Excellent, from Chattanooga. Now we have 'gotten down to brass tacks'.
The very strength, literally, of Kydex is its rigidity. So: if leather were used on such holsters -- for pistols with a bulky or slim light mounted on the rail -- the holster mouth could have, and hopefully would have, been moulded smaller at the lips of it and would have then moved out of the way as the pistol was holstered and drawn.
Kydex simply won't allow this in the thicknesses used in police uniform holsters sold as safety equipment. So the maximum dimension of the light was left for it to enter and exit freely; and this left a sizeable gap.

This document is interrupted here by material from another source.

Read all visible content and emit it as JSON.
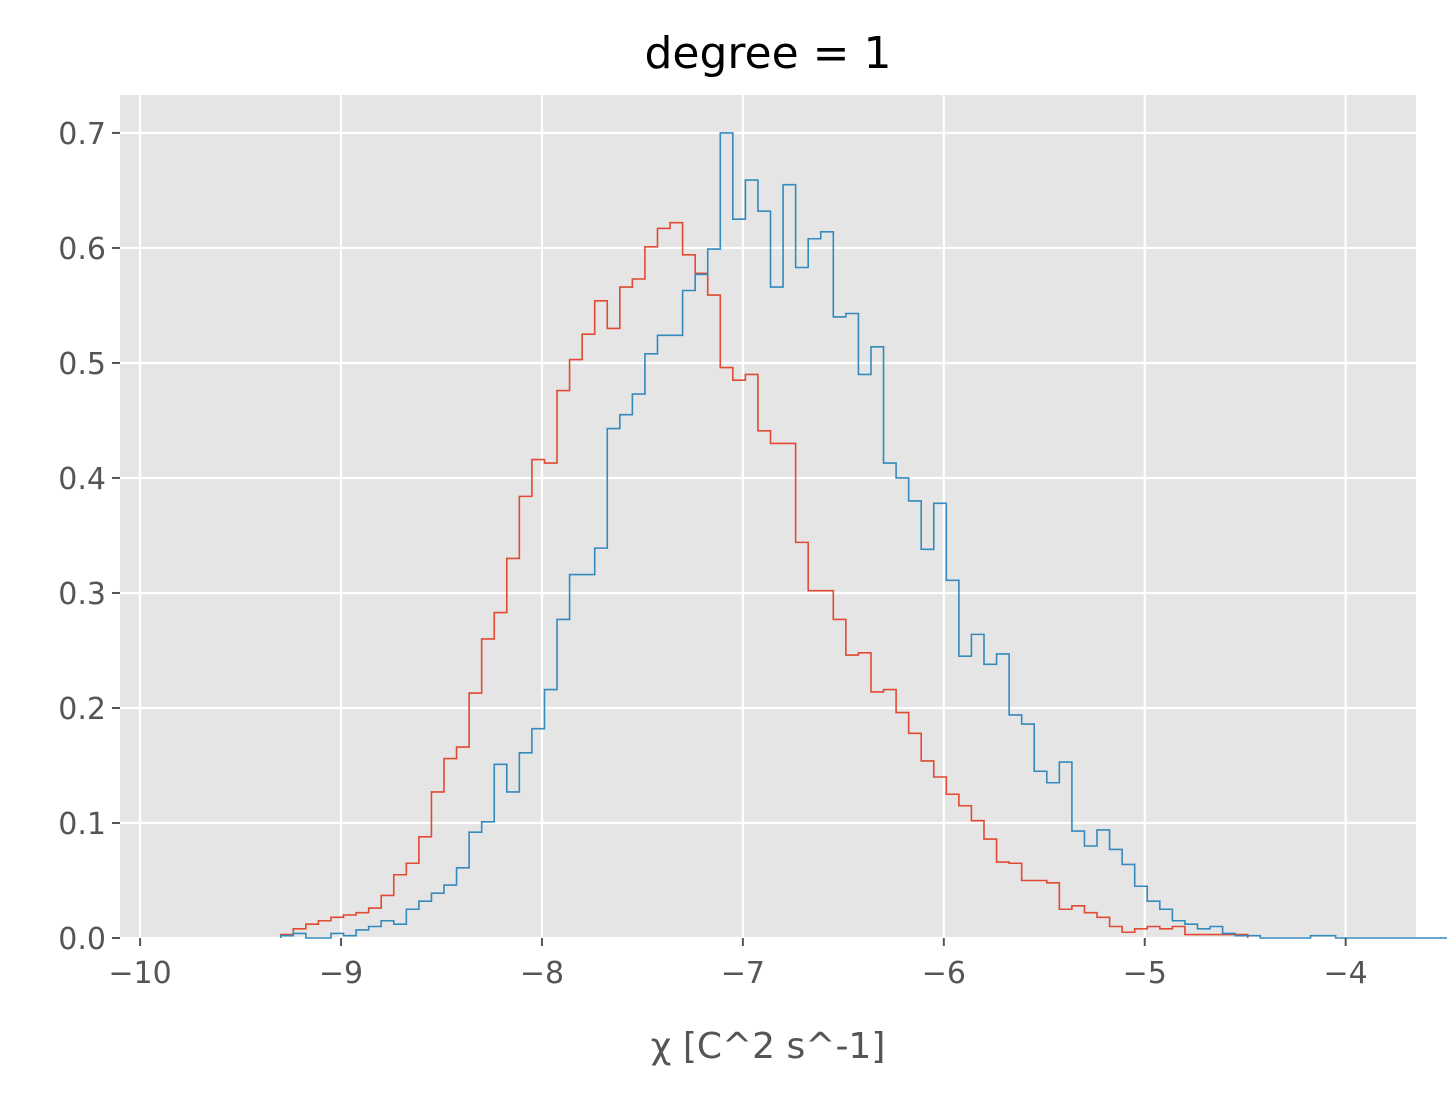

Safariland then, when noticing the problem at the outset, could have fitted a flexible lip to the rigid Kydex mount, to block entry. I would argue that instead they used the old paradigm -- the trigger was covered like all the pistols before it -- and so that 'counted' as being a complete 'industry standard' build. On the other hand, someone there may have simply looked at the situation and decided 'we HAVE to make this (we can't turn the business away) but it's not our fault (the bed was on fire when I lay down on it).
And so it was with these two views in mind, that I brought up the 'new paradigm since 1985' in the first place. To someone there, it 'looked' like the old problem, but it was a new problem that had simply gone unnoticed since the Glock's introduction; exacerbated by there subsequently having been so many competing pistol designs but no significant holster companies to compete for Kydex holster contracts -- which lack of competition Safariland actually worked hard to create via their technology and related patents (nowadays to the gadgets fitted inside and outside, the leather-lined Kydex 'method' patent having long ago expired).